Шлепки продолжались, и вот королева услышала, как крестьянин застонал. Она начала понимать, что близится неизбежное. Не бывать тому, чтобы какой-то раб выстрелил своим семенем внутрь королевы! Пытаясь остановить самое большое из всех унижений — получить внутрь себя выстрел семенем, плотью раба, королева кричит: «нет, не надо! только не это! пожалуйста! нет! неееет!’. Но он не слушал. Шлепки резко усилились, и чувство унижения достигло наивысшей точки: она готова была провалиться сквозь землю от этих звуков. Шлёп!
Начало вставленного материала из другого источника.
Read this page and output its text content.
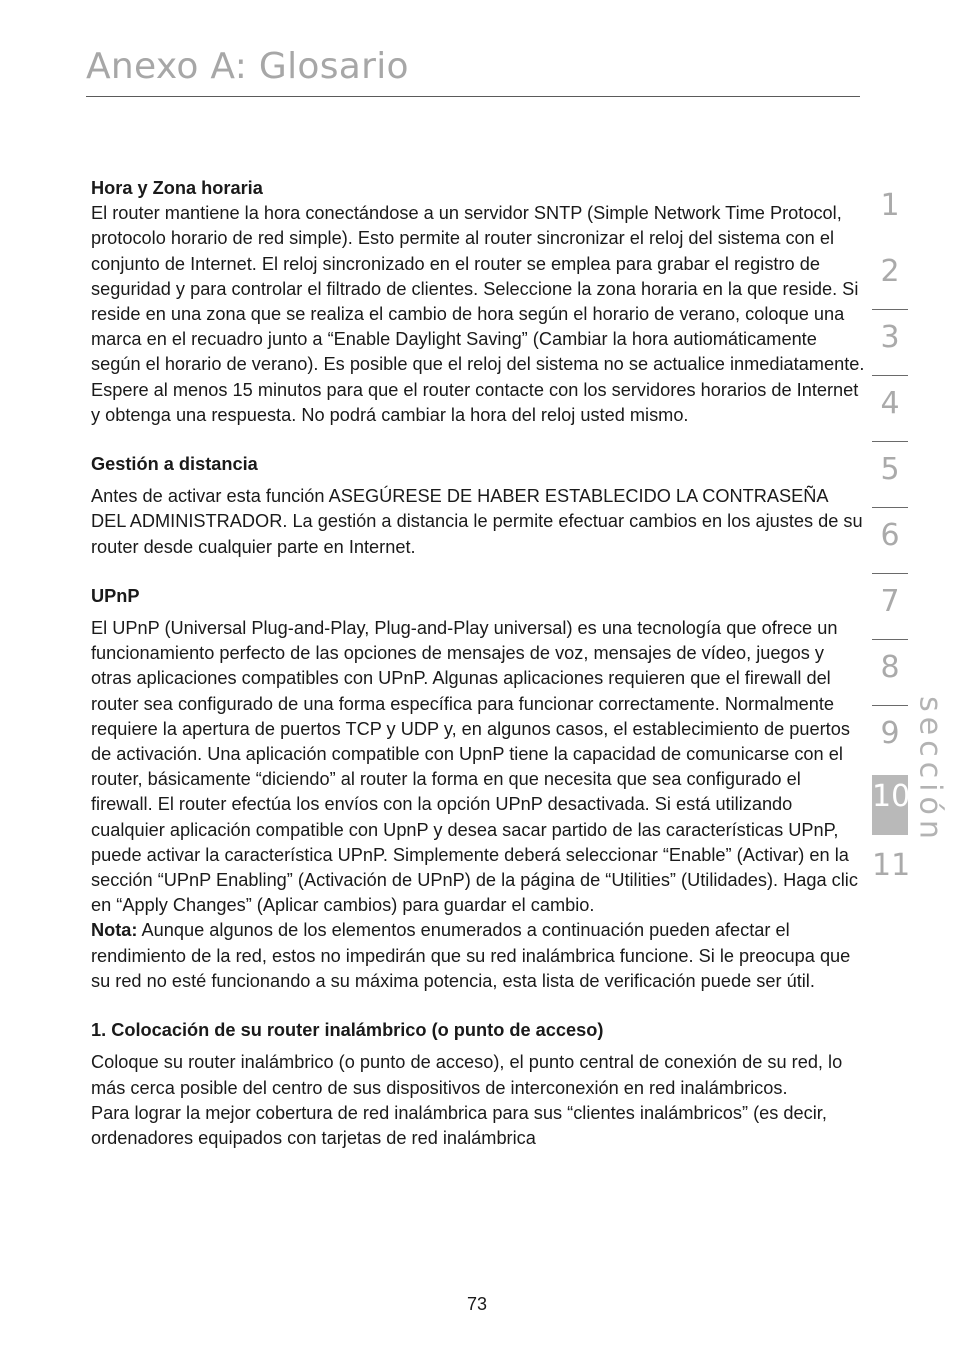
Anexo A: Glosario
Hora y Zona horaria

El router mantiene la hora conectándose a un servidor SNTP (Simple Network Time Protocol, protocolo horario de red simple). Esto permite al router sincronizar el reloj del sistema con el conjunto de Internet. El reloj sincronizado en el router se emplea para grabar el registro de seguridad y para controlar el filtrado de clientes. Seleccione la zona horaria en la que reside. Si reside en una zona que se realiza el cambio de hora según el horario de verano, coloque una marca en el recuadro junto a “Enable Daylight Saving” (Cambiar la hora autiomáticamente según el horario de verano). Es posible que el reloj del sistema no se actualice inmediatamente.

Espere al menos 15 minutos para que el router contacte con los servidores horarios de Internet y obtenga una respuesta. No podrá cambiar la hora del reloj usted mismo.

Gestión a distancia

Antes de activar esta función ASEGÚRESE DE HABER ESTABLECIDO LA CONTRASEÑA DEL ADMINISTRADOR. La gestión a distancia le permite efectuar cambios en los ajustes de su router desde cualquier parte en Internet.

UPnP

El UPnP (Universal Plug-and-Play, Plug-and-Play universal) es una tecnología que ofrece un funcionamiento perfecto de las opciones de mensajes de voz, mensajes de vídeo, juegos y otras aplicaciones compatibles con UPnP. Algunas aplicaciones requieren que el firewall del router sea configurado de una forma específica para funcionar correctamente. Normalmente requiere la apertura de puertos TCP y UDP y, en algunos casos, el establecimiento de puertos de activación. Una aplicación compatible con UpnP tiene la capacidad de comunicarse con el router, básicamente “diciendo” al router la forma en que necesita que sea configurado el firewall. El router efectúa los envíos con la opción UPnP desactivada. Si está utilizando cualquier aplicación compatible con UpnP y desea sacar partido de las características UPnP, puede activar la característica UPnP. Simplemente deberá seleccionar “Enable” (Activar) en la sección “UPnP Enabling” (Activación de UPnP) de la página de “Utilities” (Utilidades). Haga clic en “Apply Changes” (Aplicar cambios) para guardar el cambio.

Nota: Aunque algunos de los elementos enumerados a continuación pueden afectar el rendimiento de la red, estos no impedirán que su red inalámbrica funcione. Si le preocupa que su red no esté funcionando a su máxima potencia, esta lista de verificación puede ser útil.

1. Colocación de su router inalámbrico (o punto de acceso)

Coloque su router inalámbrico (o punto de acceso), el punto central de conexión de su red, lo más cerca posible del centro de sus dispositivos de interconexión en red inalámbricos.

Para lograr la mejor cobertura de red inalámbrica para sus “clientes inalámbricos” (es decir, ordenadores equipados con tarjetas de red inalámbrica

1
2
3
4
5
6
7
8
9
10
11
sección
73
Шлёп!!! Шлёп!!!..
И вот….
она почувствовала внутри себя невиданное — какой стыд!
выстрел, второй выстрел, третий выстрел. Это было горячее пульсирование плоти внутри себя, пульсирование полного унижения. Теперь эта плоть, плоть грязного крестьянина останется в её некогда величественном, а с теперешнего момента, ничтожном теле надолго.
Он вытащил из неё свой горячий орган, и прикоснулся им к её лицу. На нём была белая масса как будто с запахом сырых грибов, и которая после прикосновения прилипла к её лицу. Он провёл по губам, и она бессильно взяла его в рот. Она почувствовала вкус солёной плоти. Крестьянин сказал: » облизни и глотай!», и она повиновалась. Лёгкий язычок покорно слизал всю липкую плоть.
Всё, королевы больше нет. Она унижена, раздавлена, честь запятнана, как и лицо, запятнанное плотью раба. Честь растоптана окончательно. Теперь она просто жалкое, ничтожное тело, над которым будут надругаться все: от вельможи до раба.
В довершение он решил отшлёпать по её бёдрам ладонью. Сладкие хлопки раздавались по всем палатам, а королева лишь могла только подчиняться.